Clinical Trial Investigator Agreement

A promoter, examiner or person acting for or on behalf of a sponsor or examiner may not do so under section 812.7: at the end or end of a clinical examination or part of the examiner`s examination or at the request of the promoter, an examiner must return to the promoter the remaining delivery of the device or discard the device as the sponsor manages it. “Sample Commitment Statement of an Individual Investigator to Institutional Human Subject Protection Policies and IRB Oversight A proponent must obtain a signed agreement from each participating examiner that requires sponsors to select qualified examiners and provide them with the information they need to complete the investigation.
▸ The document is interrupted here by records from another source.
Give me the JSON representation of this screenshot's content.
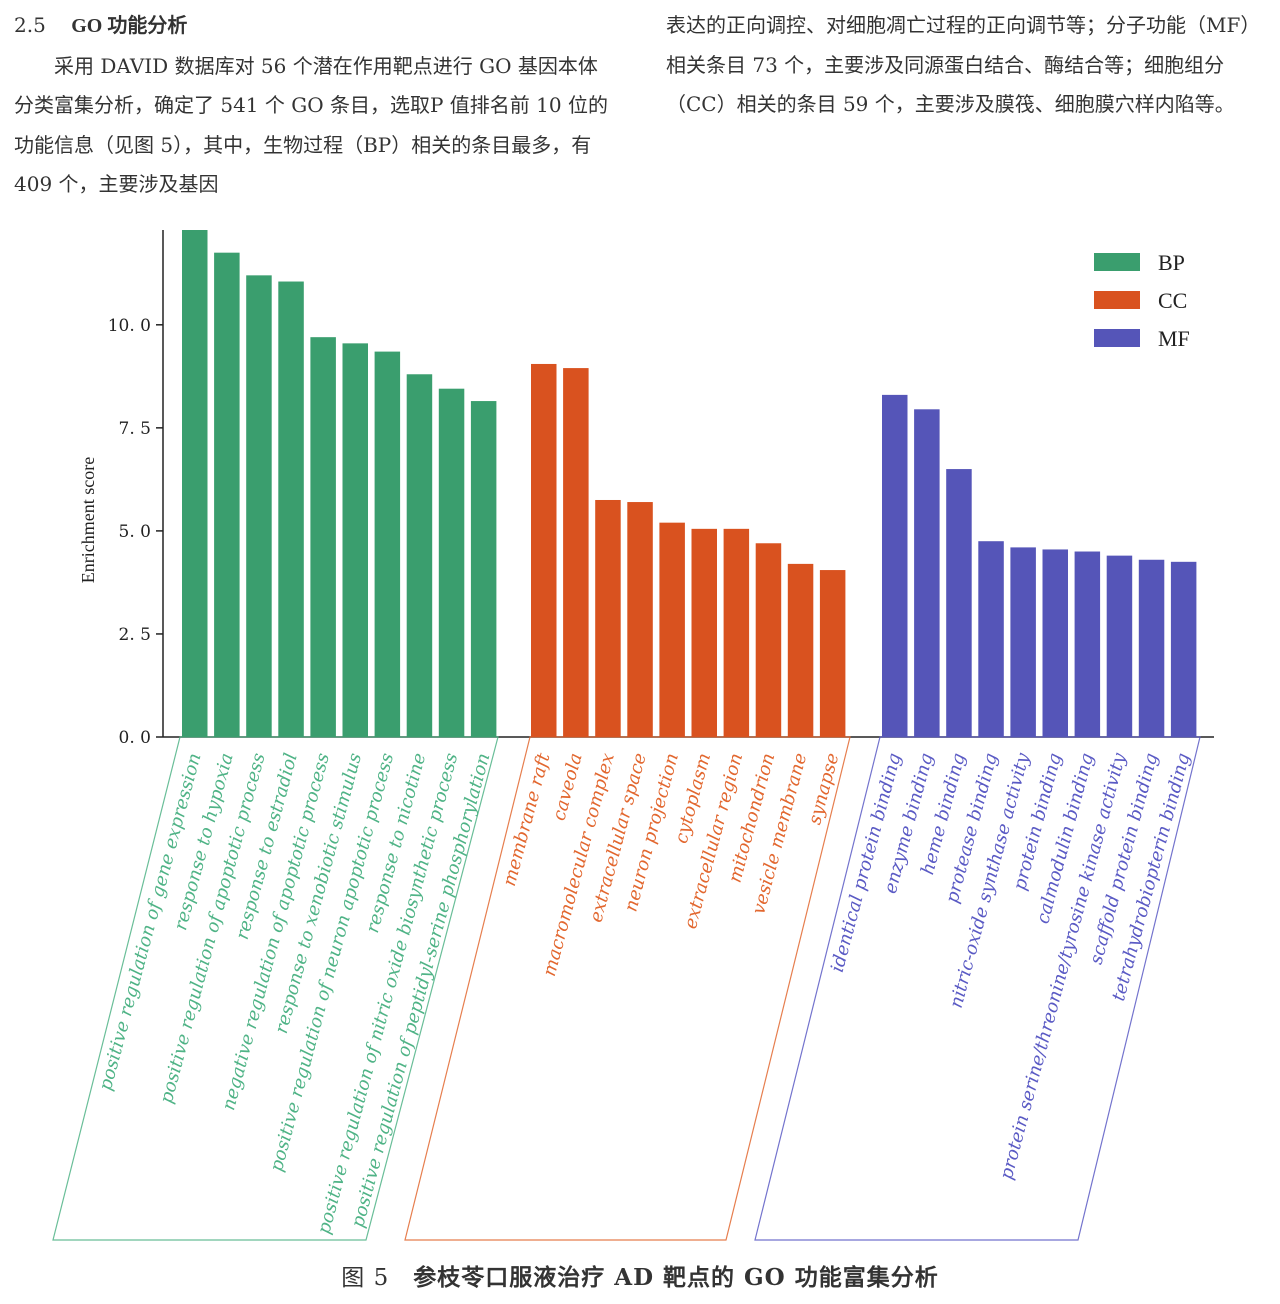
{
  "text": {
    "heading_num": "2.5",
    "heading_title": "GO 功能分析",
    "left_paragraph": "采用 DAVID 数据库对 56 个潜在作用靶点进行 GO 基因本体分类富集分析，确定了 541 个 GO 条目，选取P 值排名前 10 位的功能信息（见图 5），其中，生物过程（BP）相关的条目最多，有 409 个，主要涉及基因",
    "right_paragraph": "表达的正向调控、对细胞凋亡过程的正向调节等；分子功能（MF）相关条目 73 个，主要涉及同源蛋白结合、酶结合等；细胞组分（CC）相关的条目 59 个，主要涉及膜筏、细胞膜穴样内陷等。"
  },
  "caption": {
    "figure_number": "图 5",
    "title": "参枝苓口服液治疗 AD 靶点的 GO 功能富集分析"
  },
  "chart_data": {
    "type": "bar",
    "ylabel": "Enrichment score",
    "ylim": [
      0,
      12.3
    ],
    "yticks": [
      0.0,
      2.5,
      5.0,
      7.5,
      10.0
    ],
    "ytick_labels": [
      "0. 0",
      "2. 5",
      "5. 0",
      "7. 5",
      "10. 0"
    ],
    "legend_position": "top-right",
    "series": [
      {
        "name": "BP",
        "color": "#3a9e6e",
        "label_color": "#4fb386",
        "categories": [
          "positive regulation of gene expression",
          "response to hypoxia",
          "positive regulation of apoptotic process",
          "response to estradiol",
          "negative regulation of apoptotic process",
          "response to xenobiotic stimulus",
          "positive regulation of neuron apoptotic process",
          "response to nicotine",
          "positive regulation of nitric oxide biosynthetic process",
          "positive regulation of peptidyl-serine phosphorylation"
        ],
        "values": [
          12.3,
          11.75,
          11.2,
          11.05,
          9.7,
          9.55,
          9.35,
          8.8,
          8.45,
          8.15
        ]
      },
      {
        "name": "CC",
        "color": "#d9521f",
        "label_color": "#e2672f",
        "categories": [
          "membrane raft",
          "caveola",
          "macromolecular complex",
          "extracellular space",
          "neuron projection",
          "cytoplasm",
          "extracellular region",
          "mitochondrion",
          "vesicle membrane",
          "synapse"
        ],
        "values": [
          9.05,
          8.95,
          5.75,
          5.7,
          5.2,
          5.05,
          5.05,
          4.7,
          4.2,
          4.05
        ]
      },
      {
        "name": "MF",
        "color": "#5555b8",
        "label_color": "#5a5ac4",
        "categories": [
          "identical protein binding",
          "enzyme binding",
          "heme binding",
          "protease binding",
          "nitric-oxide synthase activity",
          "protein binding",
          "calmodulin binding",
          "protein serine/threonine/tyrosine kinase activity",
          "scaffold protein binding",
          "tetrahydrobiopterin binding"
        ],
        "values": [
          8.3,
          7.95,
          6.5,
          4.75,
          4.6,
          4.55,
          4.5,
          4.4,
          4.3,
          4.25
        ]
      }
    ]
  }
}
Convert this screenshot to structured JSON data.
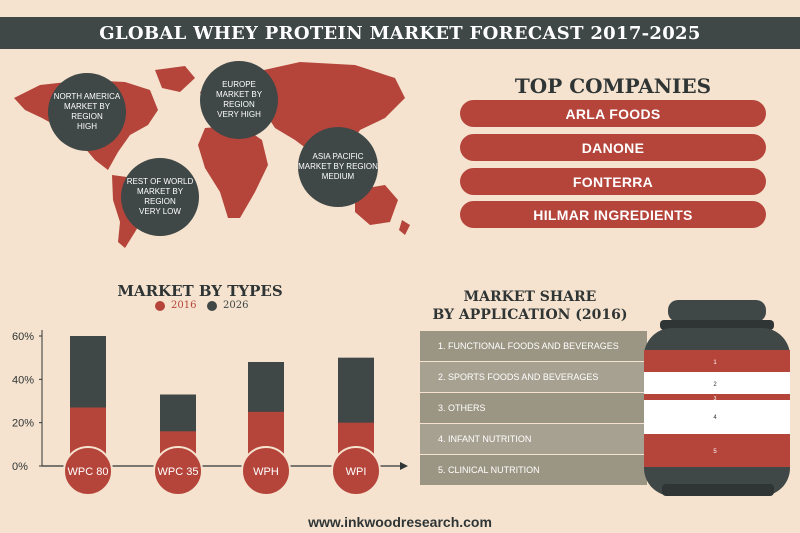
{
  "title": "GLOBAL WHEY PROTEIN MARKET FORECAST 2017-2025",
  "regions": [
    {
      "name": "NORTH AMERICA",
      "sub": "MARKET BY REGION",
      "level": "HIGH"
    },
    {
      "name": "EUROPE",
      "sub": "MARKET BY REGION",
      "level": "VERY HIGH"
    },
    {
      "name": "ASIA PACIFIC",
      "sub": "MARKET BY REGION",
      "level": "MEDIUM"
    },
    {
      "name": "REST OF WORLD",
      "sub": "MARKET BY REGION",
      "level": "VERY LOW"
    }
  ],
  "top_companies": {
    "title": "TOP COMPANIES",
    "items": [
      "ARLA FOODS",
      "DANONE",
      "FONTERRA",
      "HILMAR INGREDIENTS"
    ]
  },
  "market_by_types": {
    "title": "MARKET BY TYPES",
    "legend_2016": "2016",
    "legend_2026": "2026"
  },
  "chart_data": {
    "type": "bar",
    "title": "MARKET BY TYPES",
    "categories": [
      "WPC 80",
      "WPC 35",
      "WPH",
      "WPI"
    ],
    "series": [
      {
        "name": "2016",
        "values": [
          27,
          16,
          25,
          20
        ],
        "color": "#b5453b"
      },
      {
        "name": "2026",
        "values": [
          60,
          33,
          48,
          50
        ],
        "color": "#3f4747"
      }
    ],
    "y_ticks": [
      "60%",
      "40%",
      "20%",
      "0%"
    ],
    "ylim": [
      0,
      60
    ],
    "stacking": "overlay",
    "legend": "top"
  },
  "market_share": {
    "title_line1": "MARKET SHARE",
    "title_line2": "BY APPLICATION (2016)",
    "items": [
      "1. FUNCTIONAL FOODS AND BEVERAGES",
      "2. SPORTS FOODS AND BEVERAGES",
      "3. OTHERS",
      "4. INFANT NUTRITION",
      "5. CLINICAL NUTRITION"
    ],
    "jar_labels": [
      "1",
      "2",
      "3",
      "4",
      "5"
    ]
  },
  "colors": {
    "accent": "#b5453b",
    "dark": "#3f4747",
    "background": "#f5e3cf",
    "gray": "#9b9583"
  },
  "url": "www.inkwoodresearch.com"
}
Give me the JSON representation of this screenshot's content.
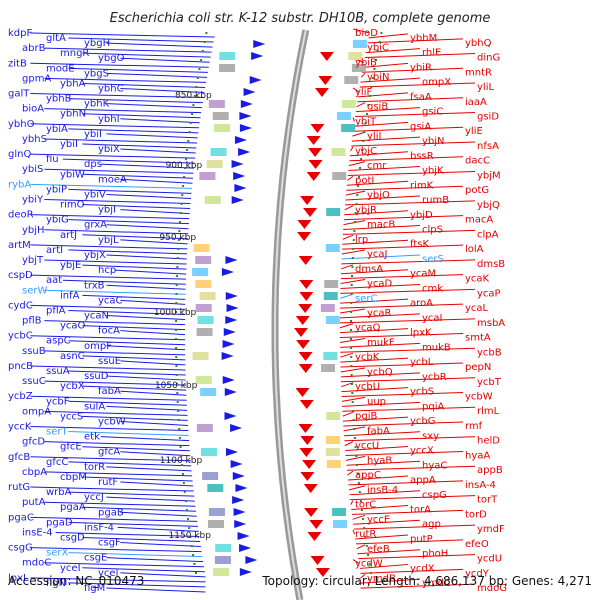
{
  "title": "Escherichia coli str. K-12 substr. DH10B, complete genome",
  "footer": {
    "accession": "Accession: NC_010473",
    "topology": "Topology: circular; Length: 4,686,137 bp; Genes: 4,271"
  },
  "ticks": [
    "850 kbp",
    "900 kbp",
    "950 kbp",
    "1000 kbp",
    "1050 kbp",
    "1100 kbp",
    "1150 kbp"
  ],
  "colors": {
    "left_strand": "#1a1ae6",
    "right_strand": "#e60000",
    "rna": "#33a0ff",
    "backbone": "#999999",
    "tick": "#2a8a2a"
  },
  "left_genes": [
    "kdpF",
    "gltA",
    "ybgH",
    "abrB",
    "mngR",
    "ybgO",
    "zitB",
    "modE",
    "ybgS",
    "gpmA",
    "ybhA",
    "ybhC",
    "galT",
    "ybhB",
    "ybhK",
    "bioA",
    "ybhN",
    "ybhI",
    "ybhO",
    "ybiA",
    "ybiI",
    "ybhS",
    "ybiI",
    "ybiX",
    "glnQ",
    "fiu",
    "dps",
    "ybiS",
    "ybiW",
    "moeA",
    "rybA",
    "ybiP",
    "ybiV",
    "ybiY",
    "rimO",
    "ybjI",
    "deoR",
    "ybiG",
    "grxA",
    "ybjH",
    "artJ",
    "ybjL",
    "artM",
    "artI",
    "ybjX",
    "ybjT",
    "ybjE",
    "hcp",
    "cspD",
    "aat",
    "trxB",
    "serW",
    "infA",
    "ycaC",
    "cydC",
    "pflA",
    "ycaN",
    "pflB",
    "ycaO",
    "focA",
    "ycbC",
    "aspC",
    "ompF",
    "ssuB",
    "asnC",
    "ssuE",
    "pncB",
    "ssuA",
    "ssuD",
    "ssuC",
    "ycbX",
    "fabA",
    "ycbZ",
    "ycbF",
    "sulA",
    "ompA",
    "yccS",
    "ycbW",
    "yccK",
    "serT",
    "etk",
    "gfcD",
    "gfcE",
    "gfcA",
    "gfcB",
    "gfcC",
    "torR",
    "cbpA",
    "cbpM",
    "rutF",
    "rutG",
    "wrbA",
    "yccJ",
    "putA",
    "pgaA",
    "pgaB",
    "pgaC",
    "pgaD",
    "insF-4",
    "insE-4",
    "csgD",
    "csgF",
    "csgG",
    "serX",
    "csgE",
    "mdoC",
    "yceI",
    "ycel",
    "lpxL",
    "flgN",
    "flgM"
  ],
  "right_genes": [
    "bioD",
    "ybhM",
    "ybhQ",
    "ybiC",
    "rhlE",
    "dinG",
    "ybiB",
    "ybiR",
    "mntR",
    "ybiN",
    "ompX",
    "yliL",
    "yliF",
    "fsaA",
    "iaaA",
    "gsiB",
    "gsiC",
    "gsiD",
    "ybiT",
    "gsiA",
    "yliE",
    "yliI",
    "ybjN",
    "nfsA",
    "ybjC",
    "bssR",
    "dacC",
    "cmr",
    "ybjK",
    "ybjM",
    "potI",
    "rimK",
    "potG",
    "ybjO",
    "rumB",
    "ybjQ",
    "ybjR",
    "ybjD",
    "macA",
    "macB",
    "clpS",
    "clpA",
    "lrp",
    "ftsK",
    "lolA",
    "ycaJ",
    "serS",
    "dmsB",
    "dmsA",
    "ycaM",
    "ycaK",
    "ycaD",
    "cmk",
    "ycaP",
    "serC",
    "aroA",
    "ycaL",
    "ycaR",
    "ycaI",
    "msbA",
    "ycaQ",
    "lpxK",
    "smtA",
    "mukF",
    "mukB",
    "ycbB",
    "ycbK",
    "ycbL",
    "pepN",
    "ycbQ",
    "ycbR",
    "ycbT",
    "ycbU",
    "ycbS",
    "ycbW",
    "uup",
    "pqiA",
    "rlmL",
    "pqiB",
    "ycbG",
    "rmf",
    "fabA",
    "sxy",
    "helD",
    "yccU",
    "yccX",
    "hyaA",
    "hyaB",
    "hyaC",
    "appB",
    "appC",
    "appA",
    "insA-4",
    "insB-4",
    "cspG",
    "torT",
    "torC",
    "torA",
    "torD",
    "yccE",
    "agp",
    "ymdF",
    "rutR",
    "putP",
    "efeO",
    "efeB",
    "phoH",
    "ycdU",
    "ycdW",
    "ycdX",
    "ycdY",
    "ymdB",
    "ymdC",
    "mdoG"
  ]
}
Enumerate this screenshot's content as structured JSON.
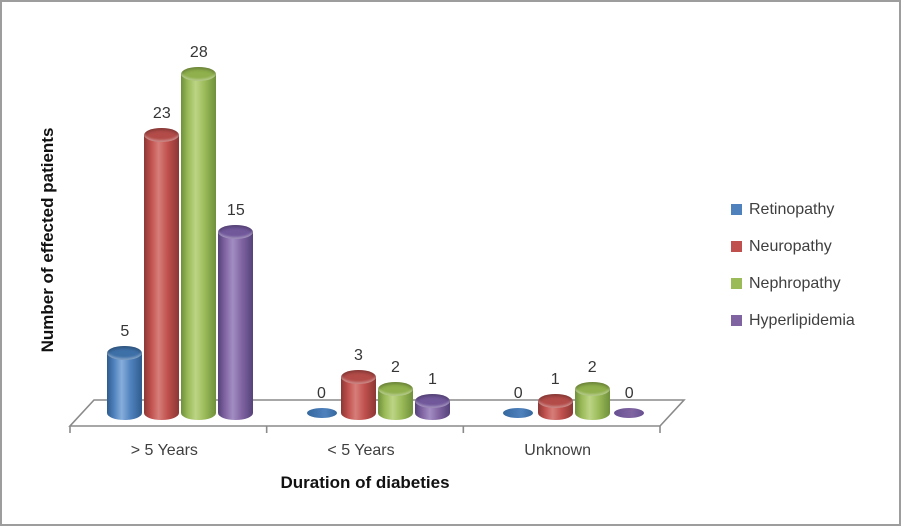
{
  "chart_data": {
    "type": "bar",
    "subtype": "3d-cylinder",
    "title": "",
    "xlabel": "Duration of diabeties",
    "ylabel": "Number of effected patients",
    "categories": [
      "> 5 Years",
      "< 5 Years",
      "Unknown"
    ],
    "series": [
      {
        "name": "Retinopathy",
        "values": [
          5,
          0,
          0
        ],
        "color": "#4F81BD",
        "shades": {
          "dark": "#2F5C8E",
          "base": "#4F81BD",
          "light": "#86AEDC",
          "top": "#3E70A8",
          "zero": "#35689E"
        }
      },
      {
        "name": "Neuropathy",
        "values": [
          23,
          3,
          1
        ],
        "color": "#C0504D",
        "shades": {
          "dark": "#8B3734",
          "base": "#C0504D",
          "light": "#D67E7A",
          "top": "#B34C49",
          "zero": "#A34340"
        }
      },
      {
        "name": "Nephropathy",
        "values": [
          28,
          2,
          2
        ],
        "color": "#9BBB59",
        "shades": {
          "dark": "#6F8F3B",
          "base": "#9BBB59",
          "light": "#BCD485",
          "top": "#8FB04C",
          "zero": "#7FA044"
        }
      },
      {
        "name": "Hyperlipidemia",
        "values": [
          15,
          1,
          0
        ],
        "color": "#8064A2",
        "shades": {
          "dark": "#55427A",
          "base": "#8064A2",
          "light": "#A28DC2",
          "top": "#71589B",
          "zero": "#675090"
        }
      }
    ],
    "ylim": [
      0,
      28
    ],
    "grid": false,
    "data_labels": true,
    "legend_position": "right",
    "axis_line_color": "#8a8a8a",
    "label_color": "#3f3f3f"
  }
}
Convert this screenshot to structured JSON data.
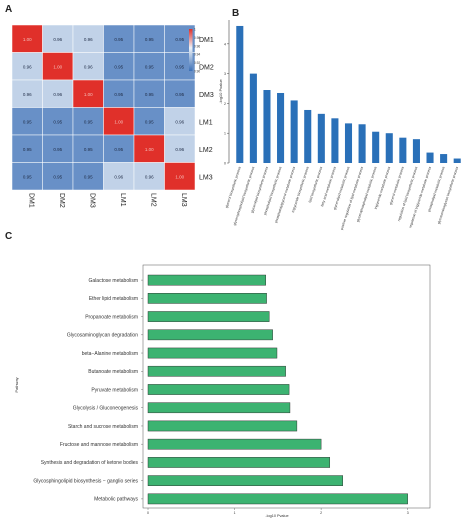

They must also ensure that the investigation and verification and accreditation of the IRB is properly monitored, that they submit an FDI application to the FDA for studies of significant risk devices, and that they immediately inform the IRB and FDA of any important new information regarding the investigation. The investigator is responsible for the protection of the rights, safety and well-being of the subjects. An examiner conducts the review in accordance with the agreement signed with the sponsor, the protocol, the FDI rules and other applicable FDA rules, and all licensing requirements imposed by an IRB and FDA. (No. 812.100) A sponsor must provide all investigators involved in the investigation with copies of the investigation plan and a report on previous investigations into the aircraft. The IDE regulation stipulates that the promoter must identify the name and address of the monitor and that written monitoring procedures are provided. While FDI rules do not specify the content of written monitoring procedures, the FDA has issued the following guidelines to help sponsors develop such procedures. The guidelines for the creation and operation of Clinical Data Monitoring Committees (CMDs) are intended to help clinical trial proponents determine when a CMD can be useful in monitoring studies and how these committees should work. In addition, monitoring of clinical investigations – A risk-based approach to monitoring sponsors in the development of risk-based surveillance strategies and plans must be supported.